Not all cicadas live underground for long periods of time before emerging. Annual cicadas, nicknamed "dog days cicadas," pop up around July and August. These annual cicadas are harder to find. Unlike brood cicadas' satiation strategy, Pollpeter says annual cicadas' strategy is "to eat, breed, and hide from predators." The broods' strategy likely came about approximately 300,000 years ago in the glacial age to help the insects avoid long cold spells deep below the frost line.
"When the periodic cicadas come out for the next five weeks in the Tennessee and Ohio valleys, they're going to sing," Pollpeter says. "You're going to see the males come out first; after about five days of emerging, they're going to start singing. The decibel level is the equivalent to an ambulance siren. That's how loud they can be. They'll sing to attract the females, then the females will lay eggs on the new growth of trees. If you have old trees in your yard, you have nothing to worry about."
"If you planted a new apple or maple tree this year," he continues, "you might have some difficulty. It might do some damage to the trees. [Females] lay about 500 eggs. Those eggs then hatch, and they drop to the ground. They go into the ground about 12" below the frost line, and they'll attach to a tree root. They get the sap out of there...xylem tissue is what they tap into. Every time that tree leafs out and goes through that normal yearly cycle, that's how [cicadas] time what 17 years is. After 17 times of the tree leafing out, they will emerge and go through the cycle again."
Cicadas aren't just occasional noisy neighbors; they're a significant source of protein. "In other parts of the world, people do make regular food out of them." Other animals that wouldn't normally eat insects or meat, like squirrels, birds, fish, turtles, and snakes, also partake in these protein-packed bugs.
"Obviously, if you do try [to eat cicadas], make sure you read up on it. I think there's some good websites out there. From what I understand--I've never partaken myself--you want to get them when they're kind of soft, that whitish-green color, just hatching out as an adult. As they get a little older, they're a little bit more papery. The males are hollow because they make that loud sound, so they might not be as tasty to eat."
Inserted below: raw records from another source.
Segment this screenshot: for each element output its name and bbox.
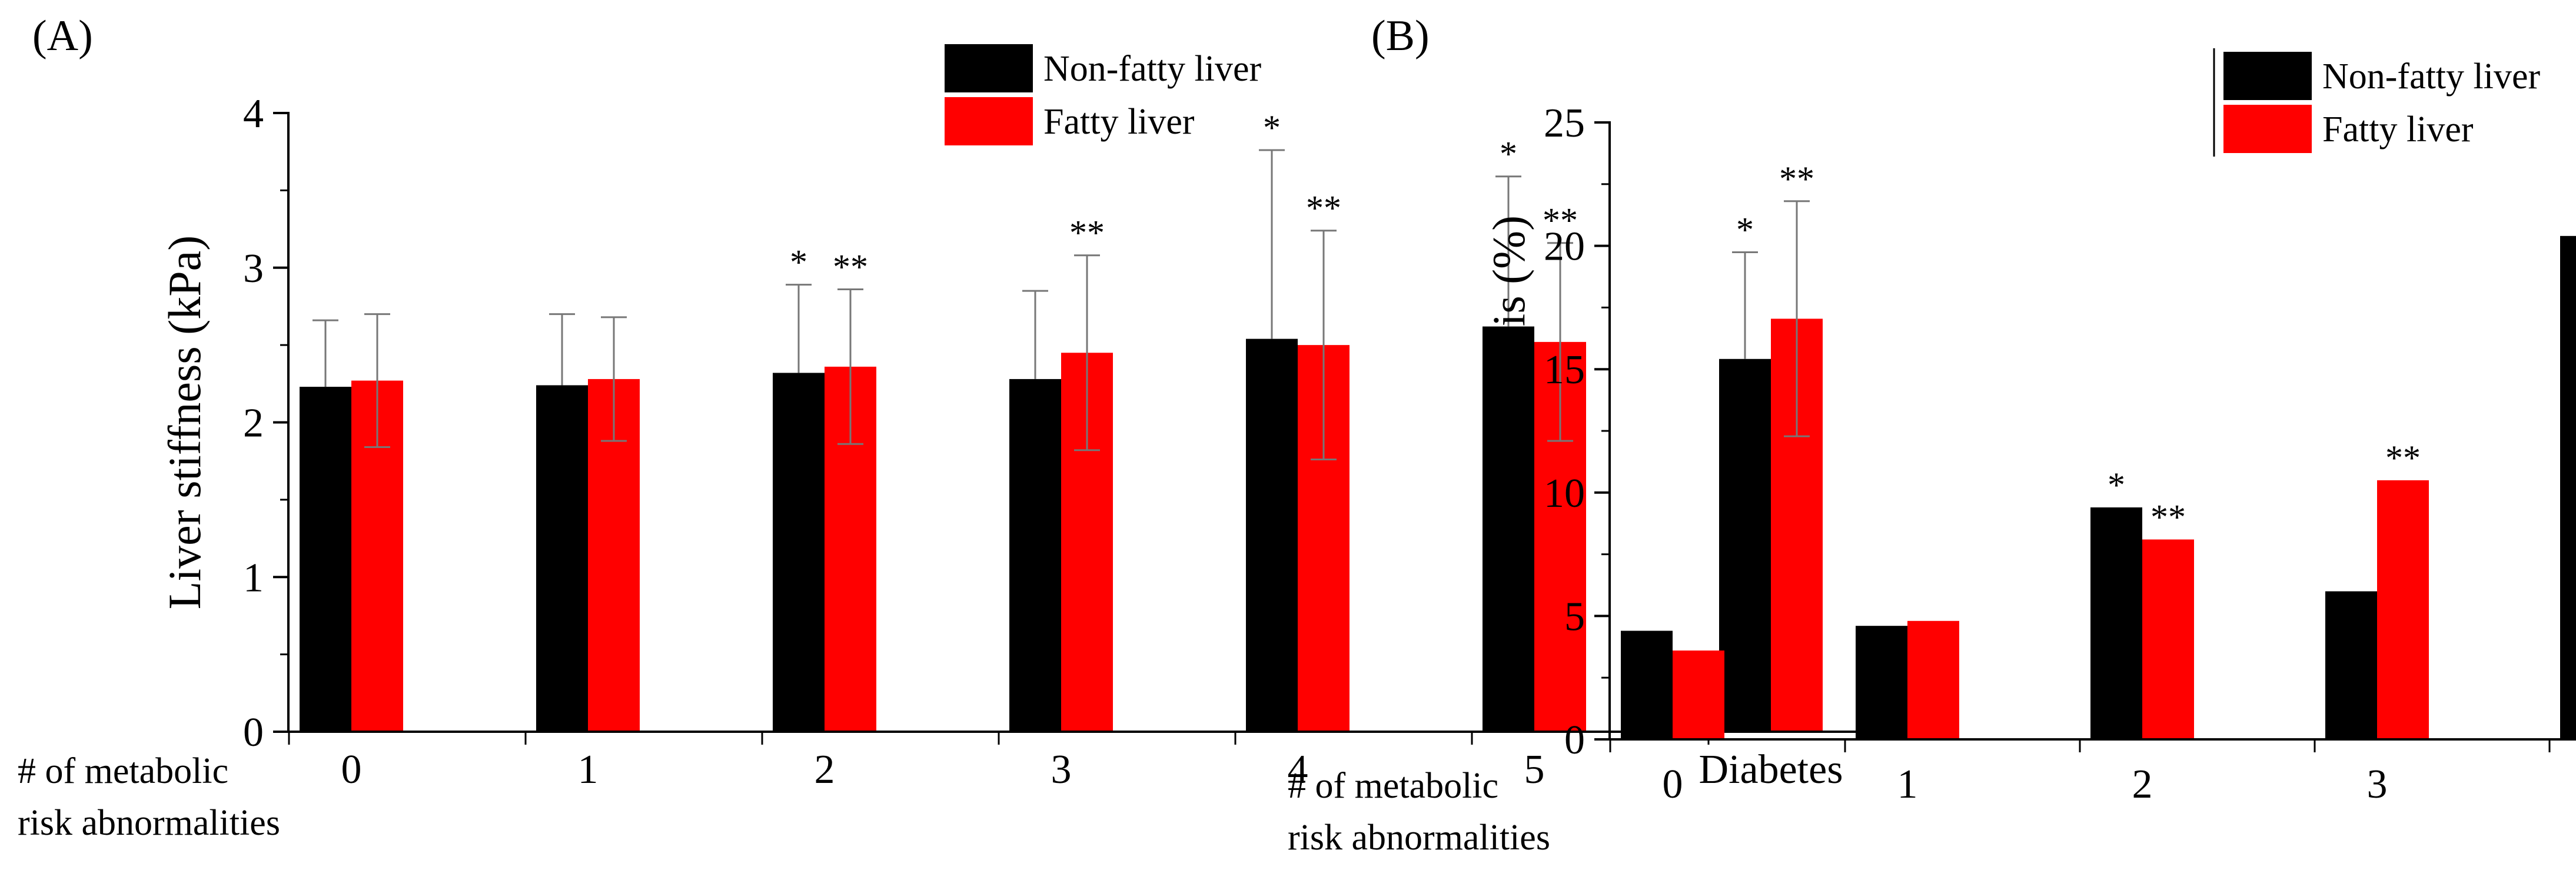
y-tick-label-1: 1 [243,555,264,600]
significance-marker-fatty-2: ** [833,248,868,287]
y-tick-label-2: 10 [1544,471,1585,516]
y-tick-label-4: 4 [243,91,264,137]
y-tick-label-0: 0 [1564,718,1585,763]
x-category-label-5: 5 [1524,747,1545,792]
bar-fatty-0 [1673,650,1724,739]
significance-marker-fatty-5: ** [1543,201,1578,240]
y-tick-label-2: 2 [243,401,264,446]
x-category-label-3: 3 [2367,762,2388,807]
significance-marker-fatty-2: ** [2150,497,2186,536]
y-tick-label-1: 5 [1564,594,1585,639]
x-category-label-2: 2 [815,747,835,792]
legend-label-fatty: Fatty liver [1043,102,1195,142]
x-category-label-4: 4 [1288,747,1308,792]
legend-swatch-non-fatty [945,44,1033,92]
legend-swatch-fatty [2223,105,2312,153]
bar-non-fatty-6 [1719,358,1771,732]
significance-marker-non-fatty-2: * [790,243,807,282]
bar-non-fatty-3 [1009,379,1061,732]
bar-non-fatty-2 [773,373,825,732]
y-axis-title: Liver stiffness (kPa) [159,235,210,609]
significance-marker-non-fatty-4: * [1263,108,1281,147]
x-category-label-0: 0 [341,747,362,792]
significance-marker-non-fatty-6: * [1736,210,1754,249]
x-category-label-1: 1 [1897,762,1918,807]
significance-marker-non-fatty-2: * [2108,466,2125,504]
bar-non-fatty-3 [2325,591,2377,739]
y-axis-title: Significant fibrosis (%) [1483,215,1534,646]
bar-fatty-1 [1907,620,1959,739]
legend-label-fatty: Fatty liver [2322,109,2474,150]
legend-swatch-non-fatty [2223,52,2312,100]
legend-swatch-fatty [945,97,1033,145]
significance-marker-fatty-3: ** [2385,439,2421,477]
x-category-label-0: 0 [1663,762,1683,807]
x-category-label-3: 3 [1051,747,1072,792]
x-category-label-1: 1 [578,747,599,792]
significance-marker-fatty-6: ** [1779,160,1814,198]
y-tick-label-4: 20 [1544,224,1585,270]
bar-non-fatty-5 [1483,326,1534,732]
panel-label: (A) [32,12,93,60]
bar-non-fatty-1 [1856,626,1907,739]
bar-fatty-2 [2142,539,2194,739]
y-tick-label-3: 15 [1544,347,1585,393]
bar-non-fatty-0 [300,387,351,732]
y-tick-label-5: 25 [1544,101,1585,146]
x-axis-note-line-2: risk abnormalities [18,803,280,843]
bar-non-fatty-0 [1621,630,1673,739]
legend-label-non-fatty: Non-fatty liver [2322,57,2541,97]
x-category-label-2: 2 [2132,762,2153,807]
significance-marker-fatty-4: ** [1306,189,1341,228]
x-category-label-6: Diabetes [1699,747,1843,792]
x-axis-note-line-1: # of metabolic [1288,766,1498,806]
bar-non-fatty-4 [1246,338,1298,732]
bar-non-fatty-2 [2090,507,2142,739]
significance-marker-fatty-3: ** [1069,214,1105,253]
panel-label: (B) [1371,12,1430,60]
legend-label-non-fatty: Non-fatty liver [1043,49,1262,89]
significance-marker-non-fatty-5: * [1500,135,1517,174]
bar-non-fatty-1 [536,385,588,732]
x-axis-note-line-1: # of metabolic [18,751,228,791]
bar-fatty-3 [2377,480,2429,739]
x-axis-note-line-2: risk abnormalities [1288,818,1550,858]
y-tick-label-3: 3 [243,246,264,291]
bar-non-fatty-4 [2560,235,2576,739]
y-tick-label-0: 0 [243,710,264,755]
"When you look at some of the different records and stuff, we don't know if Brood X occurred in Murray. It could've been one of the other 12 broods, maybe even the 13-year ones," Pollpeter says. "But it's something that might be neat to travel for just to see the large numbers."
Pollpeter invites citizen scientists to help keep records of this year's brood by downloading an app called Cicada Safari. "If you happen to notice the cicadas are popping up, you can take a picture, upload it to this app, and it will tell you what kind [of cicada] it is. You can do a recording of the sound because there are several different species of cicadas." This helps scientists more accurately map this year's cicada brood, which will, in turn, help with conservation efforts of this incredibly unique species.